L’aspergillose pulmonaire chronique (APC) est toujours d’actualité car touchant quelque 240 000 personnes en Europe. Elle peut revêtir plusieurs formes, l’aspergillose chronique cavitaire plus ou moins fibrosante et l’aspergillose chronique nécrosante ou semi-invasive d’allure plus infectieuse.

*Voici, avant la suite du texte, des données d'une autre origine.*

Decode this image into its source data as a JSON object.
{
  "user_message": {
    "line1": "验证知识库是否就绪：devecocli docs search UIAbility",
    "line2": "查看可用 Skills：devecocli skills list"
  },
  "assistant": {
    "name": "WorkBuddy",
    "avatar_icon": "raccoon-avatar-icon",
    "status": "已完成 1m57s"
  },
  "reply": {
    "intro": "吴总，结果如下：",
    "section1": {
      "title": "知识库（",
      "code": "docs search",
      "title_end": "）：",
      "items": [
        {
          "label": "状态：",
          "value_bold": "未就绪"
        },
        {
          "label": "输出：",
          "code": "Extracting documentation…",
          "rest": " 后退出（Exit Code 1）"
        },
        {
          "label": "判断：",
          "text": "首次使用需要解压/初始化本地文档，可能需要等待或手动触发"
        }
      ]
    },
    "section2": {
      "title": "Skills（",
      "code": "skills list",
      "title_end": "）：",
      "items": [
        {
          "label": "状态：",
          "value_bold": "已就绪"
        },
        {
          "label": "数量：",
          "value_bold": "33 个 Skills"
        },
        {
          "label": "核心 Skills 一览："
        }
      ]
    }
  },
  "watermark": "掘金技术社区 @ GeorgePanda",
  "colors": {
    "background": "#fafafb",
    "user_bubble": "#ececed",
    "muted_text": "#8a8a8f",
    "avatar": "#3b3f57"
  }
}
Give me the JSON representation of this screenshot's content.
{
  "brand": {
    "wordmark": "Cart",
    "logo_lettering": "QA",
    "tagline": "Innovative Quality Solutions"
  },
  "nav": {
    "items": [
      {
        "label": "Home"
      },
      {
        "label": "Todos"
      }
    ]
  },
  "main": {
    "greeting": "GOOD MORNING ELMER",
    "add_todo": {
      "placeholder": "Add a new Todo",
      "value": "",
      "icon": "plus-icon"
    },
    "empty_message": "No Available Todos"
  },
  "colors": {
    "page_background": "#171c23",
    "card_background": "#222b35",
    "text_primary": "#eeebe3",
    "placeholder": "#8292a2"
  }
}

Peu de nouveautés ont été formulées en termes de recommandations diagnostiques. Les principales approches diagnostiques se basent toujours sur des critères cliniques, radiologiques et biologiques. L’imagerie va mettre en évidence des lésions cavitaires et en préciser l’état. Quant à la clinique, il s’agit souvent d’une symptomatologie peu spécifique (fièvre, toux, dyspnée, douleur thoracique) mais évoluant sur plusieurs mois, sur un terrain « fragile » avec antécédents respiratoires, immunosuppression légère, ou tout autre type de cachexie. Le diagnostic de certitude de l’aspergillose pulmonaire chronique repose sur la sérologie avec présence d’immunoglobulines spécifiques puis d’immunoglobulines précipitantes. Leur valeur doit être supérieure à 2 arcs pour remplir le critère biologique. Les sociétés savantes ont insisté sur la recherche systématique d’une hypervascularisation artérielle systémique, source d’hémoptysie plus ou moins sévère et pouvant mettre en jeu le pronostic vital du patient. Toute suspicion de cette complication au scanner thoracique devra être suivie rapidement d’une prise en charge spécifique complémentaire. Avant d’envisager la prise en charge thérapeutique, le diagnostic devra évidemment s’attacher à éliminer toutes autres pathologies type résurgence d’une tuberculose, cancer bronchopulmonaire, pathologies liées à une dépression sévère (HIV, leucémie, etc) ou infection par un autre pathogène (mycobactéries atypiques).
Chirurgie et antifongiques
Sur le plan thérapeutique, la chirurgie est l’une des options retenues. Elle reste toutefois réservée aux patients dont l’état général et pulmonaire le permet. L’intervention doit être réalisée dans des structures spécialisées car elle est difficile et souvent associée à une morbi mortalité importante. La rééducation du patient est la règle. Le recours au traitement médical est indiqué quand la chirurgie n’est pas possible. Les recommandations concernent la re-nutrition, l’éviction des corticoïdes, le sevrage tabagique et parfois le recours à un traitement antifongique. La littérature sur les études cliniques de l’APC cavitaire et de l’APC nécrosante est assez pauvre. Sur la base de quelques études cliniques, on peut affirmer que les triazolés per os, représentés par l’itraconazole, le voriconazole et le posaconazole, sont à ce jour le traitement médical de choix en permettant une amélioration clinique et radiologique dans environ 60 % des cas. La durée du traitement antifongique n’est pas bien définie actuellement. Il est en général initié pour une période de 6 mois puis prolongé en cas de rechutes, à condition que sa tolérance soit bonne. Le principal risque est la survenue de résistances. La réponse aux antifongiques a été évaluée dans le cadre d’une étude française récente. Les auteurs suggèrent que la mesure de l’épaisseur des cavités et celle de l’épaississement pleural fassent partie des critères radiologiques de suivi. L’arsenal thérapeutique pourrait s’enrichir dans les années à venir. L’association d’antifongiques est une des pistes actuellement en voie d’exploration.